Tapi, di depan pintu langkahnya terhenti di depan Alana, wanita itu menatap Ezra kemudian kembali membuang pandangannya.

"Bersikaplah seperti orang miskin! Kau terlalu bertingkah padahal baru mendapatkan posisi ini," bisik Alana tanpa menatap Ezra, ia tetap mempertahankan citranya sebagai ibu terbaik di hadapan semua orang, termasuk di depan pelayannya.

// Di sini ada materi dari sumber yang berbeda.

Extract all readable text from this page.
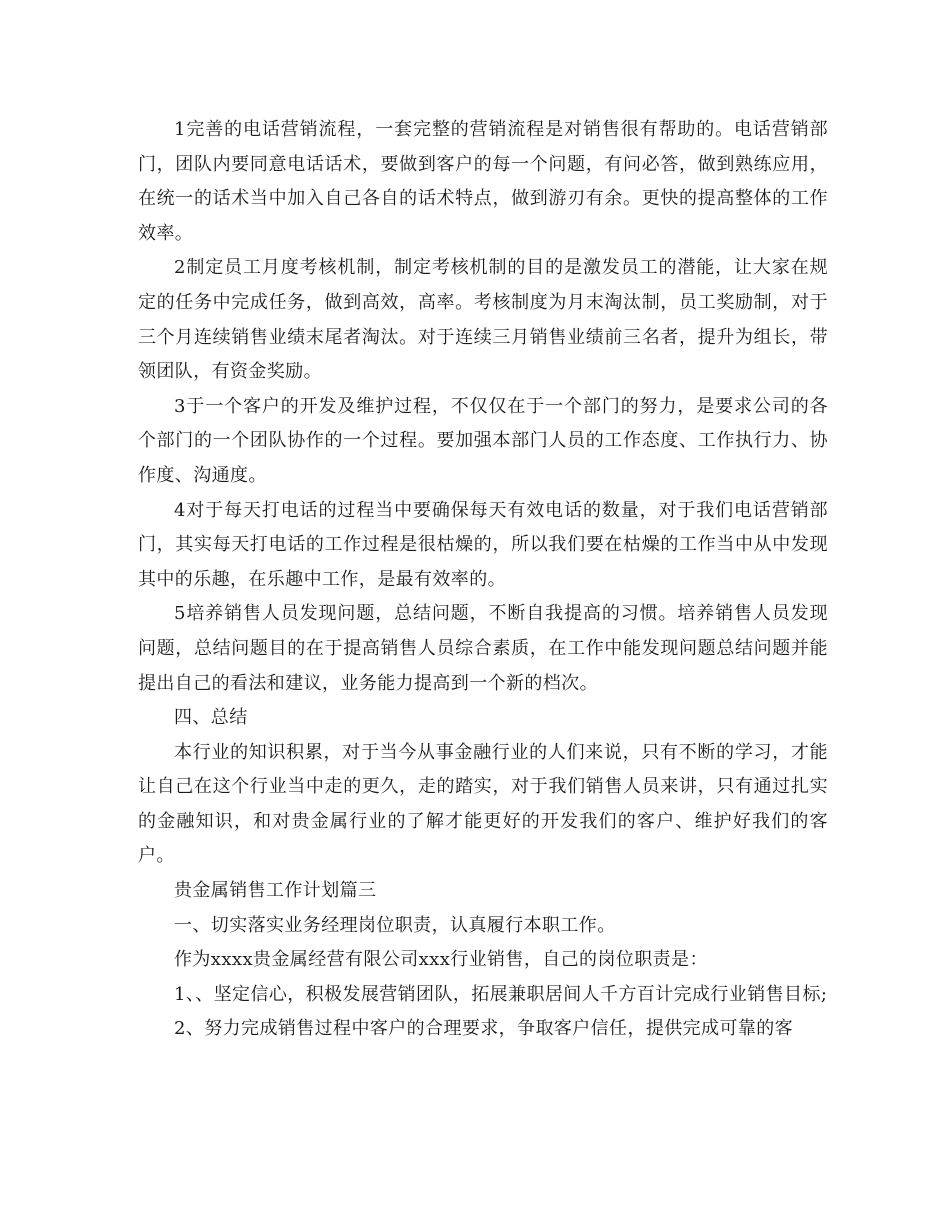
1完善的电话营销流程，一套完整的营销流程是对销售很有帮助的。电话营销部门，团队内要同意电话话术，要做到客户的每一个问题，有问必答，做到熟练应用，在统一的话术当中加入自己各自的话术特点，做到游刃有余。更快的提高整体的工作效率。

2制定员工月度考核机制，制定考核机制的目的是激发员工的潜能，让大家在规定的任务中完成任务，做到高效，高率。考核制度为月末淘汰制，员工奖励制，对于三个月连续销售业绩末尾者淘汰。对于连续三月销售业绩前三名者，提升为组长，带领团队，有资金奖励。

3于一个客户的开发及维护过程，不仅仅在于一个部门的努力，是要求公司的各个部门的一个团队协作的一个过程。要加强本部门人员的工作态度、工作执行力、协作度、沟通度。

4对于每天打电话的过程当中要确保每天有效电话的数量，对于我们电话营销部门，其实每天打电话的工作过程是很枯燥的，所以我们要在枯燥的工作当中从中发现其中的乐趣，在乐趣中工作，是最有效率的。

5培养销售人员发现问题，总结问题，不断自我提高的习惯。培养销售人员发现问题，总结问题目的在于提高销售人员综合素质，在工作中能发现问题总结问题并能提出自己的看法和建议，业务能力提高到一个新的档次。

四、总结

本行业的知识积累，对于当今从事金融行业的人们来说，只有不断的学习，才能让自己在这个行业当中走的更久，走的踏实，对于我们销售人员来讲，只有通过扎实的金融知识，和对贵金属行业的了解才能更好的开发我们的客户、维护好我们的客户。

贵金属销售工作计划篇三

一、切实落实业务经理岗位职责，认真履行本职工作。

作为xxxx贵金属经营有限公司xxx行业销售，自己的岗位职责是：

1、、坚定信心，积极发展营销团队，拓展兼职居间人千方百计完成行业销售目标;

2、努力完成销售过程中客户的合理要求，争取客户信任，提供完成可靠的客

Ezra meraih punggung tangan Alana, di kondisi seperti ini, wanita itu tak mungkin menepis tangan Ezra. Ia masih mempertahankan senyum palsunya.

"Saya kasihan, entah sampai kapan ibu bertahan dalam kepura-puraan."

Ucapan Ezra justru mampu membuatnya kesal lagi, akhirnya tubuh kokoh tegap itu berlalu dan menghilang bersamaan dengan deru mobil yang semakin menjauh.

Sepanjang jalan, Ezra sebenarnya ingin sekali menangis, bahkan ia tak mampu mengambil kasih sayang ibunya sendiri, merasa diasingkan dan dimusuhi. Ia hanya butuh sosok Alana, tapi bukan di versi serakah.

Memang Ezra sudah bisa menggenggam harta juga kedudukan Nathan untuknya, tapi kasih sayang Alana, satu inci pun ia tak mampu meraihnya.

"Ibu, aku janji akan mengembalikan semua keadaan, dan menjadi satu-satunya putra yang bisa mendapatkan cinta kasihmu," lirihnya bermonolog sendiri.

Lagi, ia mengingat di mana ia dibesarkan, di lingkungan pedesaan dengan kekerasan. Wanita yang ia pikir ibunya, ternyata tak lebih hanya seorang pelayan wanita yang menculiknya dari rumah sejak bayi, karena mendengar ancaman Alana dan Darren yang ingin melenyapkannya.

Sekali pun ia ditempa dengan kekerasan oleh wanita itu, nyatanya berkat mantan pelayan di keluarganya tersebut, ia masih hidup sampai kini.

Kalimat terakhir yang membawanya ke kota, masih teringat jelas.

"Ya. Aku bukan ibu kandungmu. Aku hanya pelayan yang menculikmu. Sekarang, pergilah ke kota, keluargamu adalah orang yang paling berpengaruh di Italia. Tak banyak yang bisa kuceritakan, mereka adalah golongan berbahaya yang sangat ditakuti sampai sekarang. Aku harap setelah ini, kau tak menyeretku lebih jauh, tugasku merawatmu sudah selesai. Pergi dan cari jati dirimu sendiri, kau akan menemukan mereka."

"Siapa nama orang tuaku?"

"Aku tak berani menyebut nama mereka, pergi dan cari sendiri. Jangan pernah kembali ke sini karena itu hanya akan membahayakan posisiku juga putraku!"

Tak terasa ia sudah sampai di depan markas, mobilnya ia arahkan masuk ke garasi. Sepatu hitam mahal menyentuh lantai, pelan tapi pasti pintu markas terbuka lebar. Satu-satunya bangunan sepetak yang akan lebih terlihat seperti toko tak terpakai yang cukup jauh dari keramaian.

Di dalam memang hanya ada ruangan kosong. Tapi, ketika tangan Ezra ditempel pada dinding, pintu rahasia terbuka, membuat Ezra masuk ke dalam.

Beberapa barang bukti kejahatan Alexander, Darren, Alana, dan musuh-musuh tersembunyi Nathan masih tersimpan rapi pada tempatnya masing-masing. Papan tempat foto-foto musuh Nathan berjejer rapi di sana, ada beberapa yang telah dicoret merah, tapi masih banyak yang aman dari coret merah, itu tandanya Ezra harus meneruskan misi Nathan.